Bisher war in Stadtallendorf ein hochbetagtes Wechsellader-Fahrzeug im Einsatz. Als es 2003 nach Stadtallendorf kam, hatte das bisherige Baustellen-Fahrzeug schon 485.000 Kilometer auf dem Tacho, inzwischen sind es 515.000 Kilometer – Reparaturen lohnen nicht mehr.

Vorbauen für den Einsatz auf der A49

Der moderne, neue Wechsellader verfügt auch über eine Waage, damit die Last nicht das zulässige Gesamtgewicht überschreitet. Zugleich ist er mit dem nötigen Assistenzsystem ausgestattet, etwa einem Abbiegeassistenten. Bürgermeister Christian Somogyi erinnerte bei der offiziellen Indienststellung daran, dass die Stadt konsequent ihren „Masterplan Feuerwehr“ umsetze. So gab es bereits Investitionen in die Gerätehäuser in Hatzbach und Erksdorf und in Fahrzeuge unter anderem in Schweinsberg und Niederklein. Für die Erksdorfer Wehr ist das fällige neue Fahrzeug bestellt. Außerdem steht die größte Investition unmittelbar bevor: der Bau eines neuen Stützpunktes für die Kernstadt-Feuerwehr, Kostenpunkt rund 9,8 Millionen Euro bei einem Landeszuschuss von etwa 420.000 Euro. „Wir sind Industrie- und Garnisonsstadt, diese Ausgaben müssen wir uns leisten.
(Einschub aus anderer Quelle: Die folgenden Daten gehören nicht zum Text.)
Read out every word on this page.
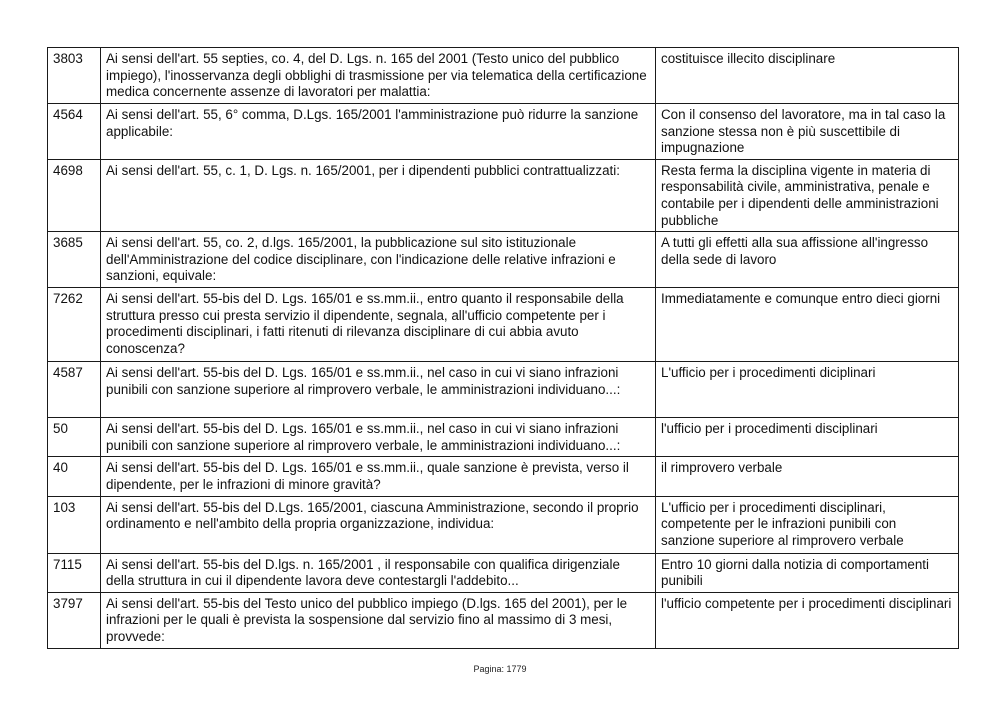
3803	Ai sensi dell'art. 55 septies, co. 4, del D. Lgs. n. 165 del 2001 (Testo unico del pubblico impiego), l'inosservanza degli obblighi di trasmissione per via telematica della certificazione medica concernente assenze di lavoratori per malattia:	costituisce illecito disciplinare
4564	Ai sensi dell'art. 55, 6° comma, D.Lgs. 165/2001 l'amministrazione può ridurre la sanzione applicabile:	Con il consenso del lavoratore, ma in tal caso la sanzione stessa non è più suscettibile di impugnazione
4698	Ai sensi dell'art. 55, c. 1, D. Lgs. n. 165/2001, per i dipendenti pubblici contrattualizzati:	Resta ferma la disciplina vigente in materia di responsabilità civile, amministrativa, penale e contabile per i dipendenti delle amministrazioni pubbliche
3685	Ai sensi dell'art. 55, co. 2, d.lgs. 165/2001, la pubblicazione sul sito istituzionale dell'Amministrazione del codice disciplinare, con l'indicazione delle relative infrazioni e sanzioni, equivale:	A tutti gli effetti alla sua affissione all'ingresso della sede di lavoro
7262	Ai sensi dell'art. 55-bis del D. Lgs. 165/01 e ss.mm.ii., entro quanto il responsabile della struttura presso cui presta servizio il dipendente, segnala, all'ufficio competente per i procedimenti disciplinari, i fatti ritenuti di rilevanza disciplinare di cui abbia avuto conoscenza?	Immediatamente e comunque entro dieci giorni
4587	Ai sensi dell'art. 55-bis del D. Lgs. 165/01 e ss.mm.ii., nel caso in cui vi siano infrazioni punibili con sanzione superiore al rimprovero verbale, le amministrazioni individuano...:	L'ufficio per i procedimenti diciplinari
50	Ai sensi dell'art. 55-bis del D. Lgs. 165/01 e ss.mm.ii., nel caso in cui vi siano infrazioni punibili con sanzione superiore al rimprovero verbale, le amministrazioni individuano...:	l'ufficio per i procedimenti disciplinari
40	Ai sensi dell'art. 55-bis del D. Lgs. 165/01 e ss.mm.ii., quale sanzione è prevista, verso il dipendente, per le infrazioni di minore gravità?	il rimprovero verbale
103	Ai sensi dell'art. 55-bis del D.Lgs. 165/2001, ciascuna Amministrazione, secondo il proprio ordinamento e nell'ambito della propria organizzazione, individua:	L'ufficio per i procedimenti disciplinari, competente per le infrazioni punibili con sanzione superiore al rimprovero verbale
7115	Ai sensi dell'art. 55-bis del D.lgs. n. 165/2001 , il responsabile con qualifica dirigenziale della struttura in cui il dipendente lavora deve contestargli l'addebito...	Entro 10 giorni dalla notizia di comportamenti punibili
3797	Ai sensi dell'art. 55-bis del Testo unico del pubblico impiego (D.lgs. 165 del 2001), per le infrazioni per le quali è prevista la sospensione dal servizio fino al massimo di 3 mesi, provvede:	l'ufficio competente per i procedimenti disciplinari
Pagina: 1779
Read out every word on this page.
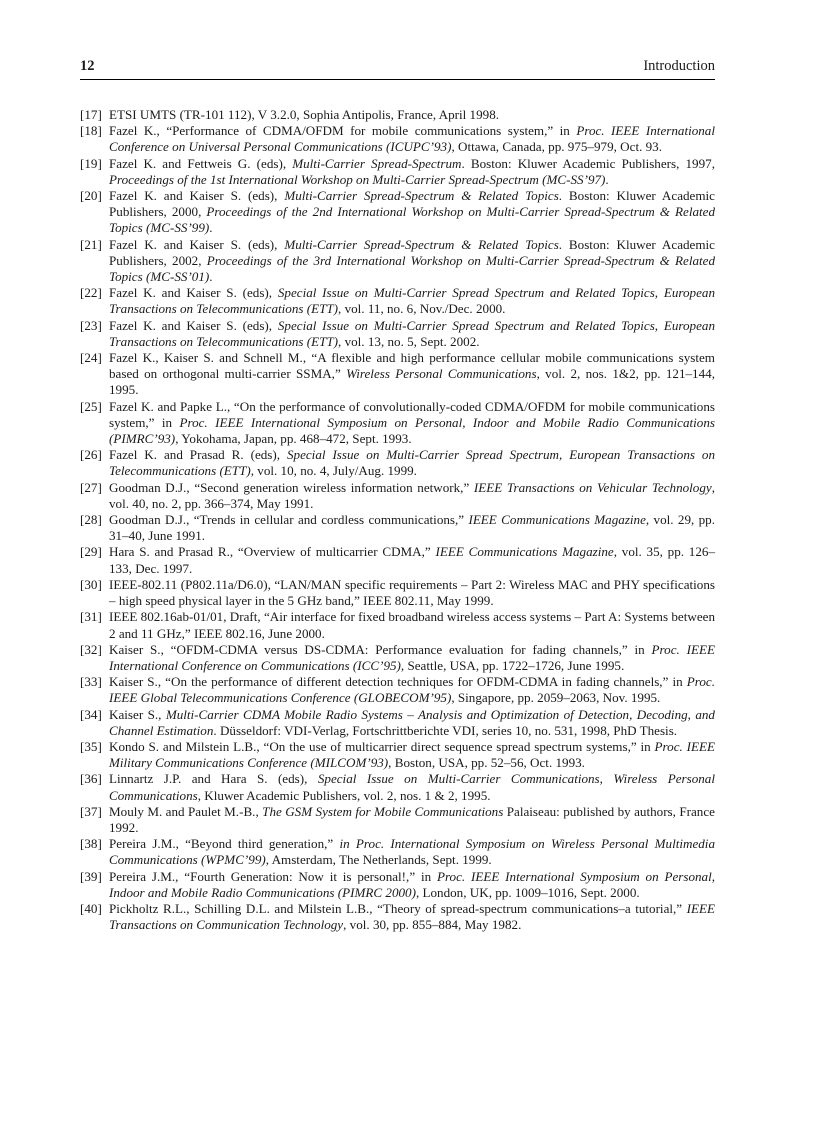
12	Introduction
[17] ETSI UMTS (TR-101 112), V 3.2.0, Sophia Antipolis, France, April 1998.
[18] Fazel K., “Performance of CDMA/OFDM for mobile communications system,” in Proc. IEEE International Conference on Universal Personal Communications (ICUPC’93), Ottawa, Canada, pp. 975–979, Oct. 93.
[19] Fazel K. and Fettweis G. (eds), Multi-Carrier Spread-Spectrum. Boston: Kluwer Academic Publishers, 1997, Proceedings of the 1st International Workshop on Multi-Carrier Spread-Spectrum (MC-SS’97).
[20] Fazel K. and Kaiser S. (eds), Multi-Carrier Spread-Spectrum & Related Topics. Boston: Kluwer Academic Publishers, 2000, Proceedings of the 2nd International Workshop on Multi-Carrier Spread-Spectrum & Related Topics (MC-SS’99).
[21] Fazel K. and Kaiser S. (eds), Multi-Carrier Spread-Spectrum & Related Topics. Boston: Kluwer Academic Publishers, 2002, Proceedings of the 3rd International Workshop on Multi-Carrier Spread-Spectrum & Related Topics (MC-SS’01).
[22] Fazel K. and Kaiser S. (eds), Special Issue on Multi-Carrier Spread Spectrum and Related Topics, European Transactions on Telecommunications (ETT), vol. 11, no. 6, Nov./Dec. 2000.
[23] Fazel K. and Kaiser S. (eds), Special Issue on Multi-Carrier Spread Spectrum and Related Topics, European Transactions on Telecommunications (ETT), vol. 13, no. 5, Sept. 2002.
[24] Fazel K., Kaiser S. and Schnell M., “A flexible and high performance cellular mobile communications system based on orthogonal multi-carrier SSMA,” Wireless Personal Communications, vol. 2, nos. 1&2, pp. 121–144, 1995.
[25] Fazel K. and Papke L., “On the performance of convolutionally-coded CDMA/OFDM for mobile communications system,” in Proc. IEEE International Symposium on Personal, Indoor and Mobile Radio Communications (PIMRC’93), Yokohama, Japan, pp. 468–472, Sept. 1993.
[26] Fazel K. and Prasad R. (eds), Special Issue on Multi-Carrier Spread Spectrum, European Transactions on Telecommunications (ETT), vol. 10, no. 4, July/Aug. 1999.
[27] Goodman D.J., “Second generation wireless information network,” IEEE Transactions on Vehicular Technology, vol. 40, no. 2, pp. 366–374, May 1991.
[28] Goodman D.J., “Trends in cellular and cordless communications,” IEEE Communications Magazine, vol. 29, pp. 31–40, June 1991.
[29] Hara S. and Prasad R., “Overview of multicarrier CDMA,” IEEE Communications Magazine, vol. 35, pp. 126–133, Dec. 1997.
[30] IEEE-802.11 (P802.11a/D6.0), “LAN/MAN specific requirements – Part 2: Wireless MAC and PHY specifications – high speed physical layer in the 5 GHz band,” IEEE 802.11, May 1999.
[31] IEEE 802.16ab-01/01, Draft, “Air interface for fixed broadband wireless access systems – Part A: Systems between 2 and 11 GHz,” IEEE 802.16, June 2000.
[32] Kaiser S., “OFDM-CDMA versus DS-CDMA: Performance evaluation for fading channels,” in Proc. IEEE International Conference on Communications (ICC’95), Seattle, USA, pp. 1722–1726, June 1995.
[33] Kaiser S., “On the performance of different detection techniques for OFDM-CDMA in fading channels,” in Proc. IEEE Global Telecommunications Conference (GLOBECOM’95), Singapore, pp. 2059–2063, Nov. 1995.
[34] Kaiser S., Multi-Carrier CDMA Mobile Radio Systems – Analysis and Optimization of Detection, Decoding, and Channel Estimation. Düsseldorf: VDI-Verlag, Fortschrittberichte VDI, series 10, no. 531, 1998, PhD Thesis.
[35] Kondo S. and Milstein L.B., “On the use of multicarrier direct sequence spread spectrum systems,” in Proc. IEEE Military Communications Conference (MILCOM’93), Boston, USA, pp. 52–56, Oct. 1993.
[36] Linnartz J.P. and Hara S. (eds), Special Issue on Multi-Carrier Communications, Wireless Personal Communications, Kluwer Academic Publishers, vol. 2, nos. 1 & 2, 1995.
[37] Mouly M. and Paulet M.-B., The GSM System for Mobile Communications Palaiseau: published by authors, France 1992.
[38] Pereira J.M., “Beyond third generation,” in Proc. International Symposium on Wireless Personal Multimedia Communications (WPMC’99), Amsterdam, The Netherlands, Sept. 1999.
[39] Pereira J.M., “Fourth Generation: Now it is personal!,” in Proc. IEEE International Symposium on Personal, Indoor and Mobile Radio Communications (PIMRC 2000), London, UK, pp. 1009–1016, Sept. 2000.
[40] Pickholtz R.L., Schilling D.L. and Milstein L.B., “Theory of spread-spectrum communications–a tutorial,” IEEE Transactions on Communication Technology, vol. 30, pp. 855–884, May 1982.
Sie dienen der Sicherheit“, sagt Somogyi. Er erinnerte daran, dass es klare Signale gibt, dass die Feuerwehr Stadtallendorf auch einen Abschnitt der Autobahn 49 betreuen wird.

Auch daran sei bereits gedacht worden. „Und das alles mit ehrenamtlichen Feuerwehrleuten“, unterstrichen Somogyi und Kreisbrandinspektor Schäfer.

Allein das Wechsellader-Fahrzeug kostet 238.000 Euro, der Container Logistik noch einmal 71.000 Euro und der Mannschaftstransportwagen weitere 63.000 Euro.